Boiled Egg (1 Large)
Breakfast
113 mg/dL
avg. peak value
Usually has a stable response
Avg. Food Score on Ultrahuman App
Ultrahuman Users got a STABLE response
How to consume Boiled Egg without glucose spikes
Pair with Fiber-Rich Foods
Include foods high in fiber, such as leafy green vegetables, to help slow down glucose absorption.
Include Healthy Fats
Add a source of healthy fats like avocado or nuts to your meal to enhance satiety and moderate blood sugar levels.
Incorporate Protein Sources
Add another protein source like a serving of grilled chicken or tofu, which can help stabilize your blood sugar.
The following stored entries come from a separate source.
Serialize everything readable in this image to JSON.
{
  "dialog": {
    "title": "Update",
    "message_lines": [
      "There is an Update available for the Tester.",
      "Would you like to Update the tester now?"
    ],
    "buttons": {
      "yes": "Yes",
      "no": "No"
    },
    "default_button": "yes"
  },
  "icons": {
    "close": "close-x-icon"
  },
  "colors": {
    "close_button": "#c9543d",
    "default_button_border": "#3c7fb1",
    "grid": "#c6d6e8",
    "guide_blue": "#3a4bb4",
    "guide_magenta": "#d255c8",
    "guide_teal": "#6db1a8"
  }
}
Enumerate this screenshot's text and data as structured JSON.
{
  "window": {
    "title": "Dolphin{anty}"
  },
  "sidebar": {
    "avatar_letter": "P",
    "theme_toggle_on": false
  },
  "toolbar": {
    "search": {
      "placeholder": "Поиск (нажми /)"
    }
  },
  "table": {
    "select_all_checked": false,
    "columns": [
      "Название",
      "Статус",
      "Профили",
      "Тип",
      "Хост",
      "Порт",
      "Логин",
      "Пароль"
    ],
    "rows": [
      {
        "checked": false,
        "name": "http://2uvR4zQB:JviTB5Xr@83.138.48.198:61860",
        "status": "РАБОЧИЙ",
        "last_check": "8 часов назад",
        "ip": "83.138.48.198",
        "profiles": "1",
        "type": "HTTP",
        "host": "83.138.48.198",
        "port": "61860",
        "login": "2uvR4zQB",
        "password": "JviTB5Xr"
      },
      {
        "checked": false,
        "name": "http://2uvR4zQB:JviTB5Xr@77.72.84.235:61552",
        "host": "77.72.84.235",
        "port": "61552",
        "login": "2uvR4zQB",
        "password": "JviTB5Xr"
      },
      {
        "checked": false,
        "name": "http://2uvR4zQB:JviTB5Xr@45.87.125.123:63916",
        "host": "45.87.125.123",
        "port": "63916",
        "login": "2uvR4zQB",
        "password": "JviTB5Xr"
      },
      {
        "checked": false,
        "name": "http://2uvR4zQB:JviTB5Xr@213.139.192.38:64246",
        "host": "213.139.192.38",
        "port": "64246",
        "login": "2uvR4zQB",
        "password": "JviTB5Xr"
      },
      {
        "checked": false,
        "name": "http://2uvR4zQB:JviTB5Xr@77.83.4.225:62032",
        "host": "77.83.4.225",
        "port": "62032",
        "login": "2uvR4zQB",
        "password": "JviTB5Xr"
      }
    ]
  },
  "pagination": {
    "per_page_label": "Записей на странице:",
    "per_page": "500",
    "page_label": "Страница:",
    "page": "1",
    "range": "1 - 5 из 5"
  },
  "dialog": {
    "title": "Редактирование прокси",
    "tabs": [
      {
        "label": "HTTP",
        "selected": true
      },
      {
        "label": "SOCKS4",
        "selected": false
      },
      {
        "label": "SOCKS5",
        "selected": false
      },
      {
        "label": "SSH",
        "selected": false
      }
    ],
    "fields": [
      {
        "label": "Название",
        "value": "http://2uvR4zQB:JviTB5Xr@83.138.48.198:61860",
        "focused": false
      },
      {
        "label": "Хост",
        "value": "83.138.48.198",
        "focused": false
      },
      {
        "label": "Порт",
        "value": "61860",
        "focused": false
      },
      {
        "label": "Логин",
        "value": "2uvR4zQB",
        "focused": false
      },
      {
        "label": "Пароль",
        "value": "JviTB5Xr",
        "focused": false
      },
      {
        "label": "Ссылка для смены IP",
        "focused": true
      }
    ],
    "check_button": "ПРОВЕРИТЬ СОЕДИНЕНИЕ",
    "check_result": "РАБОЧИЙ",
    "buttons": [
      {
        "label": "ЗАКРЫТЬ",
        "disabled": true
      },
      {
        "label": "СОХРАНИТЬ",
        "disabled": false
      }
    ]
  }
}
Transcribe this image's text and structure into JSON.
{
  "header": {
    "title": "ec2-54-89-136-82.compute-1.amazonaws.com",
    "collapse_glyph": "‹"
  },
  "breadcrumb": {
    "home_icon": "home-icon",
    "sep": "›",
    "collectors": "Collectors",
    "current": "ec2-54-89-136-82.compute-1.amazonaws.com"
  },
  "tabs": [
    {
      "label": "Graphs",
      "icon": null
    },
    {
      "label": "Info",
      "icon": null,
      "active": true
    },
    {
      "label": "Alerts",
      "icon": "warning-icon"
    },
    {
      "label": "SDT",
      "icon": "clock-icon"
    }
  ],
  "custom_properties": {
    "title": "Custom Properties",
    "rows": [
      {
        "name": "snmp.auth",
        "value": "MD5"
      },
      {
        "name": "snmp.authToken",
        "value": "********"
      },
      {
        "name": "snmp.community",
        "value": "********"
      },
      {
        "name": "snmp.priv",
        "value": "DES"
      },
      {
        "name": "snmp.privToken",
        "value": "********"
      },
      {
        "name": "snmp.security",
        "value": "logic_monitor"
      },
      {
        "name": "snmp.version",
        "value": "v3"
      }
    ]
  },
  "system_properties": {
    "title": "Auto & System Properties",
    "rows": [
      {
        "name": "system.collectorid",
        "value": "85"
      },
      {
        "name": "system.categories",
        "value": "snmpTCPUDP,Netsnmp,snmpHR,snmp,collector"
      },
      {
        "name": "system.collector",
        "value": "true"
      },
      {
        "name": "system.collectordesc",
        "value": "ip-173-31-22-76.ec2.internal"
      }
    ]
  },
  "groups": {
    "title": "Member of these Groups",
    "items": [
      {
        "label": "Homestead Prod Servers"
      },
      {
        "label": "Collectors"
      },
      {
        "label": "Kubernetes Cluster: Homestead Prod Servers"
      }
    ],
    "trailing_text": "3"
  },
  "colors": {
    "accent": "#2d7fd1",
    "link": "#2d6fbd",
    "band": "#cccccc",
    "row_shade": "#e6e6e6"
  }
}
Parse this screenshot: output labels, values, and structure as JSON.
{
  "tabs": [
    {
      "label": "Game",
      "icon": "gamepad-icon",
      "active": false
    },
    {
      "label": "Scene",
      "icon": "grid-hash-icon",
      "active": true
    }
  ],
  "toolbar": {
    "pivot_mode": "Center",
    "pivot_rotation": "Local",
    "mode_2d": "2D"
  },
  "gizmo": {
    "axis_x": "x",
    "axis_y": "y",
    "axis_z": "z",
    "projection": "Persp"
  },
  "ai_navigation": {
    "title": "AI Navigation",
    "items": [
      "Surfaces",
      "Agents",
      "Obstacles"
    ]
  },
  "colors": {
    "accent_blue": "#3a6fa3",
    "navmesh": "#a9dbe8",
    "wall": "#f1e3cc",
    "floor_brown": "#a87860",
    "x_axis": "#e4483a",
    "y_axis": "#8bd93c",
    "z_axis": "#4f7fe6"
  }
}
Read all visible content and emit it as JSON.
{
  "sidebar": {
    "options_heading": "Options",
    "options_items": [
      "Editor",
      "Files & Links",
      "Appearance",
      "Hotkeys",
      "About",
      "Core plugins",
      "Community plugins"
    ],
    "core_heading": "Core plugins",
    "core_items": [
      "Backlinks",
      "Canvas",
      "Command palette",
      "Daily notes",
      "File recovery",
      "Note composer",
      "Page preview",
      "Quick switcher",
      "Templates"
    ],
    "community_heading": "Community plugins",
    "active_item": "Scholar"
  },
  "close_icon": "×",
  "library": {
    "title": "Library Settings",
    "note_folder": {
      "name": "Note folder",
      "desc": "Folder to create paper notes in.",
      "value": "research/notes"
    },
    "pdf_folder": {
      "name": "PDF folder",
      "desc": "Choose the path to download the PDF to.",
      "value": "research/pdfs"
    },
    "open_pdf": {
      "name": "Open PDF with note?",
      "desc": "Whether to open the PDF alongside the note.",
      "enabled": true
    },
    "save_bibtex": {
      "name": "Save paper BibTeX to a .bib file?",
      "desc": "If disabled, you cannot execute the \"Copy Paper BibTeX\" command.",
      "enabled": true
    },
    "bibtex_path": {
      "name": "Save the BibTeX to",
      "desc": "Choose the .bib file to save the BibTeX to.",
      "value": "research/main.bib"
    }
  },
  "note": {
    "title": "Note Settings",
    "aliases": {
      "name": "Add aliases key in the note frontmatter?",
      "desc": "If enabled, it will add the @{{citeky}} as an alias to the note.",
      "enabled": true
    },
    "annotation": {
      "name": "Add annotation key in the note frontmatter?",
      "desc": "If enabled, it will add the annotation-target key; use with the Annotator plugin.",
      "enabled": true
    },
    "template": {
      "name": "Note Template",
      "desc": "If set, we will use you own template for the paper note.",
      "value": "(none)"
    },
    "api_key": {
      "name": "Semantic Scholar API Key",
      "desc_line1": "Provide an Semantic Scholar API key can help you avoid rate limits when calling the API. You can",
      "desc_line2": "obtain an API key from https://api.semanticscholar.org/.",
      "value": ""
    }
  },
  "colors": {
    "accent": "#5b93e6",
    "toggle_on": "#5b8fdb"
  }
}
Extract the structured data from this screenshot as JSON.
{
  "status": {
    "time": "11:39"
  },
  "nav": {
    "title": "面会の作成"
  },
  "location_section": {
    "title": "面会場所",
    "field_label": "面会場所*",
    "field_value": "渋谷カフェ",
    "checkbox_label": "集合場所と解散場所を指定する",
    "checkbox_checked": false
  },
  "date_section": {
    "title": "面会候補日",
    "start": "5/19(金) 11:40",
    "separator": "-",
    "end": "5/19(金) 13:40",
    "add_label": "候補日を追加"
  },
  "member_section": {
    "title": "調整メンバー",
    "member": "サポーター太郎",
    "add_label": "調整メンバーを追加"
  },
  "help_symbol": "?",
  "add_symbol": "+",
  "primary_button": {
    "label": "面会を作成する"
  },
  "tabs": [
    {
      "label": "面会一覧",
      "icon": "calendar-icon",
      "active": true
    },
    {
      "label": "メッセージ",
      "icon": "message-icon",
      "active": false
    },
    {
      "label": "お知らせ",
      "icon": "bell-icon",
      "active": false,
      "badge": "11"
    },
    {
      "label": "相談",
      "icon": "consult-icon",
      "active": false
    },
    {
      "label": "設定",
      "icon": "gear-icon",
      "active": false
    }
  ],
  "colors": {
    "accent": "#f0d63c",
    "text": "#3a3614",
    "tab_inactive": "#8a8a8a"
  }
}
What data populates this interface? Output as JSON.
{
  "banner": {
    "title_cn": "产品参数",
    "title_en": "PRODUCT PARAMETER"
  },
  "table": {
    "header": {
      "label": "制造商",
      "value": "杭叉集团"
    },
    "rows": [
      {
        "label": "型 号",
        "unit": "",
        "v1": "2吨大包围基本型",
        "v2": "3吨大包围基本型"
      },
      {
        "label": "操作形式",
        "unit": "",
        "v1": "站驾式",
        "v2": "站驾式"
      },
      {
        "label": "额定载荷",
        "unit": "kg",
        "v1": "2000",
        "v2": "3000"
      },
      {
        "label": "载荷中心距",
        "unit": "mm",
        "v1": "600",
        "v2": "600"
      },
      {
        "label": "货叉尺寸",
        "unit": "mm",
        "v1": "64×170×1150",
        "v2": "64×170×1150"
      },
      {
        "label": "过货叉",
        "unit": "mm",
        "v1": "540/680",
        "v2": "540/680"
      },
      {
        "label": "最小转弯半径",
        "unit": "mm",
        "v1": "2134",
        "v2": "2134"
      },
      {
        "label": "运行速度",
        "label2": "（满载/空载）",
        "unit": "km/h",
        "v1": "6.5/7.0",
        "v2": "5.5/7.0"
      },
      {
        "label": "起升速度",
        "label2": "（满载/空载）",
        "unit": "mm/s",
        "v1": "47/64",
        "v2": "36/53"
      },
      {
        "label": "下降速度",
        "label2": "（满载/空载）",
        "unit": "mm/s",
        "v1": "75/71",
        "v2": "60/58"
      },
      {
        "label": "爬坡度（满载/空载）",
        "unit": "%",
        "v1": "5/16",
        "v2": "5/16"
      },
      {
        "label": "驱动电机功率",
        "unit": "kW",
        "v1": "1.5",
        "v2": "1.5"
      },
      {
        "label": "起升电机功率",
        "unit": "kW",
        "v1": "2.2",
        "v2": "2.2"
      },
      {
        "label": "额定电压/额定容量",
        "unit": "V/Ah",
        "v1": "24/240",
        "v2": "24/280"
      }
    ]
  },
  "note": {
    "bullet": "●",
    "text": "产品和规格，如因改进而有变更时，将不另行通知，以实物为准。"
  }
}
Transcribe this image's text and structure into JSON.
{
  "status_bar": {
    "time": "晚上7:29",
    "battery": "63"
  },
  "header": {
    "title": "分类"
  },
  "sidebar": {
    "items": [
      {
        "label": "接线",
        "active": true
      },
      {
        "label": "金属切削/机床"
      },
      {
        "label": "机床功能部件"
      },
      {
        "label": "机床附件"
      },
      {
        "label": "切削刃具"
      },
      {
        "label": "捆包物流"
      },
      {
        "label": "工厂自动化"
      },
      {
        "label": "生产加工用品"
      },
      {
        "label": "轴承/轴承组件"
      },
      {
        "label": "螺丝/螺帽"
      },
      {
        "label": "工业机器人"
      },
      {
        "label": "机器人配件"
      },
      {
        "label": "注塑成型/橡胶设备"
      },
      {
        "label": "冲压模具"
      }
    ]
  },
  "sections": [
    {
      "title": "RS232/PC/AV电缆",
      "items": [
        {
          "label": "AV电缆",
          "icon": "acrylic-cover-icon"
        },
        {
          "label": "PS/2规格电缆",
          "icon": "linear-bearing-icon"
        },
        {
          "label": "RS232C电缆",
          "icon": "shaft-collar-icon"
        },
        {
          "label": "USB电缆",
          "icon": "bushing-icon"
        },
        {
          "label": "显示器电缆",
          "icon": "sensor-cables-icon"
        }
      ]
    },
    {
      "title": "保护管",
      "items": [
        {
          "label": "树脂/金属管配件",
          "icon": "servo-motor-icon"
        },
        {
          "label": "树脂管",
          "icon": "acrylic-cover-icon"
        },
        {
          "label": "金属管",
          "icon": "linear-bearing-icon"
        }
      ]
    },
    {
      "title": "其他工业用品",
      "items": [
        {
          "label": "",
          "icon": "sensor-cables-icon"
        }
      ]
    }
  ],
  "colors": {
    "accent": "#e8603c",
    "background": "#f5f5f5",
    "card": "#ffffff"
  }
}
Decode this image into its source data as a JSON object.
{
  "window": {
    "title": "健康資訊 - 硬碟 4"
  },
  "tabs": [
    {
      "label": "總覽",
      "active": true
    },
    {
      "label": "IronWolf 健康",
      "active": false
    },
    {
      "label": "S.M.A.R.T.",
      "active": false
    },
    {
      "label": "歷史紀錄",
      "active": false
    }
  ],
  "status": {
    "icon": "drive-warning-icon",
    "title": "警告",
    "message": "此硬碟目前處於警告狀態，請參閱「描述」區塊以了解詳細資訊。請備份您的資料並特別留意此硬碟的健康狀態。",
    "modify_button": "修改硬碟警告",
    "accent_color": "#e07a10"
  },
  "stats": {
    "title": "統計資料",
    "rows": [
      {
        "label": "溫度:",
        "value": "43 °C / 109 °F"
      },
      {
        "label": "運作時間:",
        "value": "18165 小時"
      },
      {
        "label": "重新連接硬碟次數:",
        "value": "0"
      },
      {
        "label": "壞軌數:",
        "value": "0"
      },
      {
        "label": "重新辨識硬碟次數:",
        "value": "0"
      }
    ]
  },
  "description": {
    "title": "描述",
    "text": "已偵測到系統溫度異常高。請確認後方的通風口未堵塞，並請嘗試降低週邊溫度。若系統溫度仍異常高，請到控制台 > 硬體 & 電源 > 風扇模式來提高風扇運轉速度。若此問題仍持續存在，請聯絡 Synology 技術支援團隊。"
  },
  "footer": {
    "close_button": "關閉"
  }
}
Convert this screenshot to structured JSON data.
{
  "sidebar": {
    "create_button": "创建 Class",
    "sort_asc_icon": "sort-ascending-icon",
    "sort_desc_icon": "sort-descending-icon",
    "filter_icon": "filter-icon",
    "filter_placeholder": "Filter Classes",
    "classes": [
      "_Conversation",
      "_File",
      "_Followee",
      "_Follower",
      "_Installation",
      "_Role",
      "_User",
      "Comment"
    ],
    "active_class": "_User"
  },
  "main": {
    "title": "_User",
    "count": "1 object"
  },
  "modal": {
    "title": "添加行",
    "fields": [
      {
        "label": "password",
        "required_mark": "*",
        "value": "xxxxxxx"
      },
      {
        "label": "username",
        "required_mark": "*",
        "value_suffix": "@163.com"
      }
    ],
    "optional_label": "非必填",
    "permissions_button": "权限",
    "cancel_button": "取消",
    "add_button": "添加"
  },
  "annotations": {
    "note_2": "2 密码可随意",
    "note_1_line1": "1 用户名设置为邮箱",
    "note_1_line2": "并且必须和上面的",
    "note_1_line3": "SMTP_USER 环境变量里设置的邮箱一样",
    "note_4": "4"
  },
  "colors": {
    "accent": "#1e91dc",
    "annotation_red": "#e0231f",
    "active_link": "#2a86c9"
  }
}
Add Vinegar or Lemon Juice
Use vinegar or lemon juice as a dressing for salads; the acidity can help manage blood sugar levels.
Choose Whole Grains
If you consume grains with your meal, opt for those like barley or quinoa to ensure a steady release of glucose.
Drink Water
Ensure you are well-hydrated with water, as it can aid in metabolic processes and help maintain stable glucose levels.
Consider Portion Control
Pay attention to portion sizes to avoid consuming excessive calories that could lead to larger glucose spikes.
Chew Thoroughly
Eating slowly and thoroughly chewing your food can aid digestion and have a stabilizing effect on glucose levels.
Opt for Non-Starchy Vegetables
Include non-starchy vegetables such as bell peppers and broccoli as a significant component of your meal.
Practice Mindful Eating
Focus on your meal without distractions, which can help you eat the right amount and improve digestion.